No primeiro volume, podem contar com Turrican, Turrican 2, Super Turrican, Super Turrican Director’s Cut e Mega Turrican Score Attack. Já o segundo volume é maioritariamente mais focado nos exclusivos das consolas e conta com Turrican 3, Mega Turrican, Mega Turrican Director’s Cut, Super Turrican 2 e Super Turrican Score Attack. No fundo, são coletâneas bastante completas e penso que não ficaram jogos de fora, mas, se tal tivesse acontecido, presumo que a ININ Games teria lançado não duas, mas sim três coletâneas para se certificar que limpou as carteiras aos três fãs de Turrican ainda existentes no mundo.
A série Turrican é, no entanto, muito mais interessante do que o modelo de lançamento das suas coletâneas e é daquelas franquias que representam muito bem a sua época. O primeiro título, lançado em 1990, é a base para toda a série e uma fórmula muito forte para o que é essencialmente um jogo de ação e aventura. Em Turrican, o nosso cyborg é uma máquina destruidora, munido de um leque de armas devastadoras, que podemos melhorar e trocar ao longo dos níveis. Ele salta, ele dispara, ele até se agacha e utiliza um gancho! As mecânicas não são o grande destaque, na minha opinião, ainda que sejam muito limadas e até equilibradas para a época – ainda que a dificuldade e o posicionamento dos inimigos sejam tão injustos que a magia dos controlos se perca entre a frustração de jogar Turrican -, mas o foco tímido na exploração dos níveis, que quase podem ser navegados livremente e sem uma direção específica, revela o que tanto fascinou os jogadores durante o seu lançamento. Os níveis são extensos, cheios de segredos – como vidas e melhorias para o armamento do nosso cyborg – e uma panóplia esgotante de inimigos para eliminarmos.
A aposta em níveis mais extensos é algo completamente mitigado ao longo da série, com os dois primeiros jogos – claramente influenciados pelo poder e magnitude do Amiga – a apostarem mais em cenários expansivos e mais focados na curiosidade do jogador no que toca à sua exploração.

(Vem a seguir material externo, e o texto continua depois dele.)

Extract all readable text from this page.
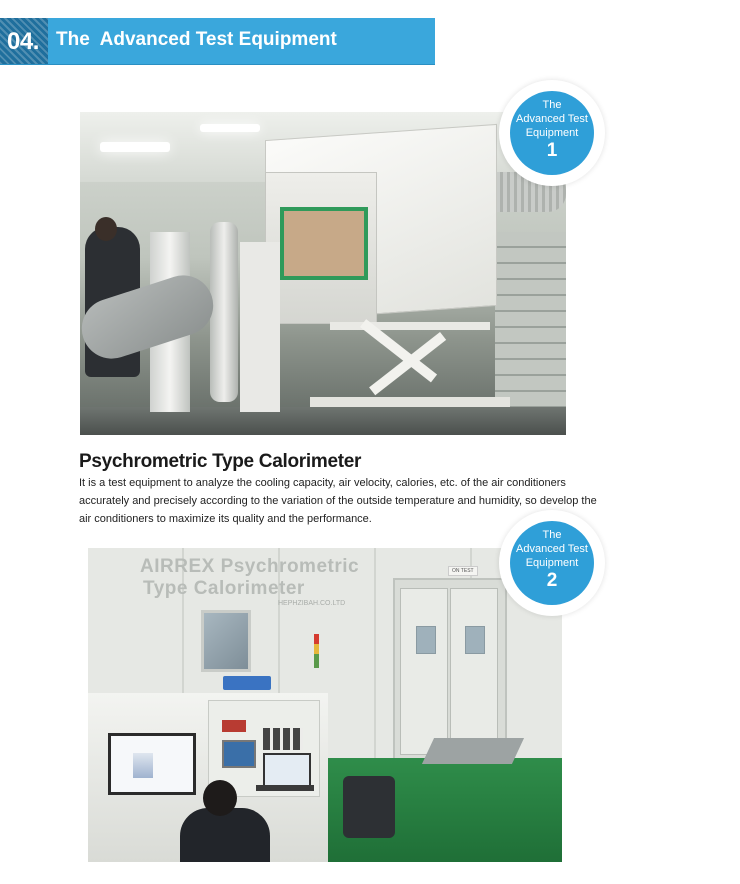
04. The  Advanced Test Equipment
The
Advanced Test
Equipment
1
Psychrometric Type Calorimeter
It is a test equipment to analyze the cooling capacity, air velocity, calories, etc. of the air conditioners accurately and precisely according to the variation of the outside temperature and humidity, so develop the air conditioners to maximize its quality and the performance.
AIRREX Psychrometric
Type Calorimeter
HEPHZIBAH.CO.LTD
ON TEST
The
Advanced Test
Equipment
2
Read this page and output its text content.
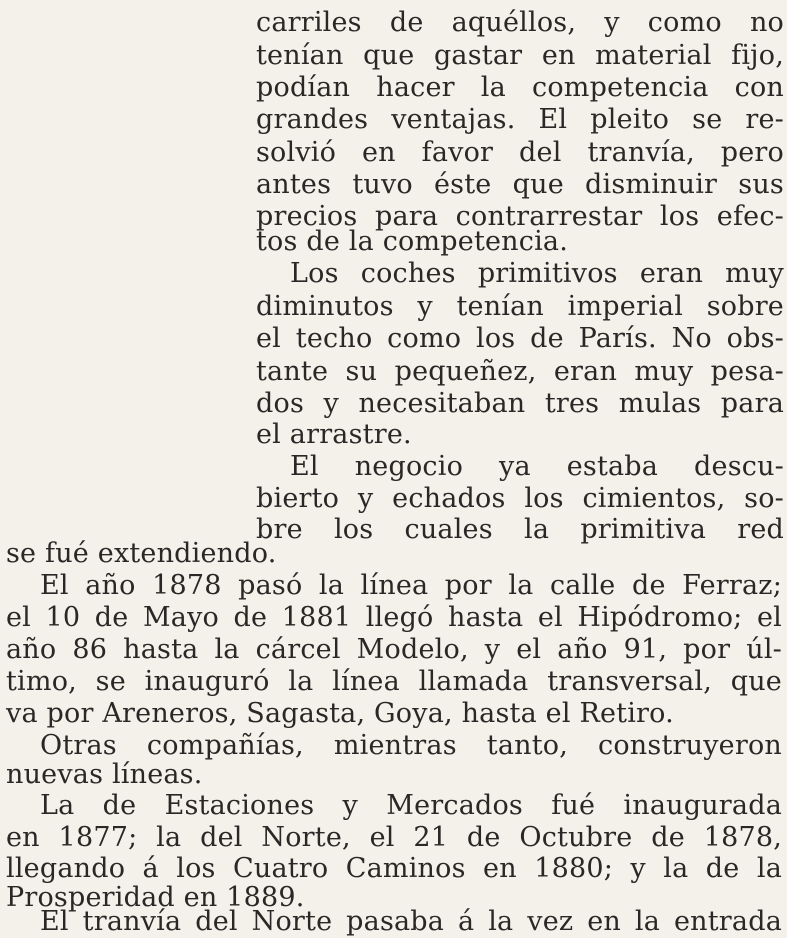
carriles de aquéllos, y como no
tenían que gastar en material fijo,
podían hacer la competencia con
grandes ventajas. El pleito se re-
solvió en favor del tranvía, pero
antes tuvo éste que disminuir sus
precios para contrarrestar los efec-
tos de la competencia.
Los coches primitivos eran muy
diminutos y tenían imperial sobre
el techo como los de París. No obs-
tante su pequeñez, eran muy pesa-
dos y necesitaban tres mulas para
el arrastre.
El negocio ya estaba descu-
bierto y echados los cimientos, so-
bre los cuales la primitiva red
se fué extendiendo.
El año 1878 pasó la línea por la calle de Ferraz;
el 10 de Mayo de 1881 llegó hasta el Hipódromo; el
año 86 hasta la cárcel Modelo, y el año 91, por úl-
timo, se inauguró la línea llamada transversal, que
va por Areneros, Sagasta, Goya, hasta el Retiro.
Otras compañías, mientras tanto, construyeron
nuevas líneas.
La de Estaciones y Mercados fué inaugurada
en 1877; la del Norte, el 21 de Octubre de 1878,
llegando á los Cuatro Caminos en 1880; y la de la
Prosperidad en 1889.
El tranvía del Norte pasaba á la vez en la entrada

Este foco tornou Turrican em algo mais intrigante, ainda que pouco inovador se tivermos em conta títulos como Commander Keen e até mesmo a duologia Duke Nukem (ou Nukum), mas a jogabilidade é tão rápida, com uma aposta em combates de proximidade – já que a câmara insiste em estar o mais próxima possível –, que é complementada pela tensão de explorar estes mundos extensos. Eu percebo o que levou tantos jogadores a vestirem a t-shirt de fãs, mas não consigo apreciar tanto o ritmo dos combates, o respawn de inimigos e até a repetição de design dos níveis 32 anos depois. Sou vítima do tempo, talvez até do mau gosto, mas não posso colocar de parte os meus sentimentos: Turrican frustra-me.
As coleções têm tudo para ser uma dádiva para os fãs, não fossem elas uma ressuscitação da franquia. Até para os mais curiosos, como eu, as duas coletâneas são uma montra eficaz para a série, com bons ports e uma viagem cronológica que nos deixa apreciar as evoluções tímidas desta série clássica. A fórmula é tão consistente que a Factor 5 não precisou de revolucionar as mecânicas para dar continuidade à franquia, ainda que exista, em especial nas sequelas, um foco no gancho que não apreciei. Mas quem sou eu para falar, nem um Amiga tive enquanto crescia, relegado à vida de pobreza e das consolas, longe de clássicos incontornáveis como Turrican. No entanto, não me considero parvo e sei ver para além do fanatismo. Consigo perceber, por exemplo, que é errado lançar duas coleções desta qualidade por 34.99€ cada, em vez de juntar tudo num só pacote para celebrar os 32 anos da série. Para mim, isto é inconcebível. Fica o aviso: isto é errado.
Cópia para análise (versão PlayStation) cedida pela PR Hound.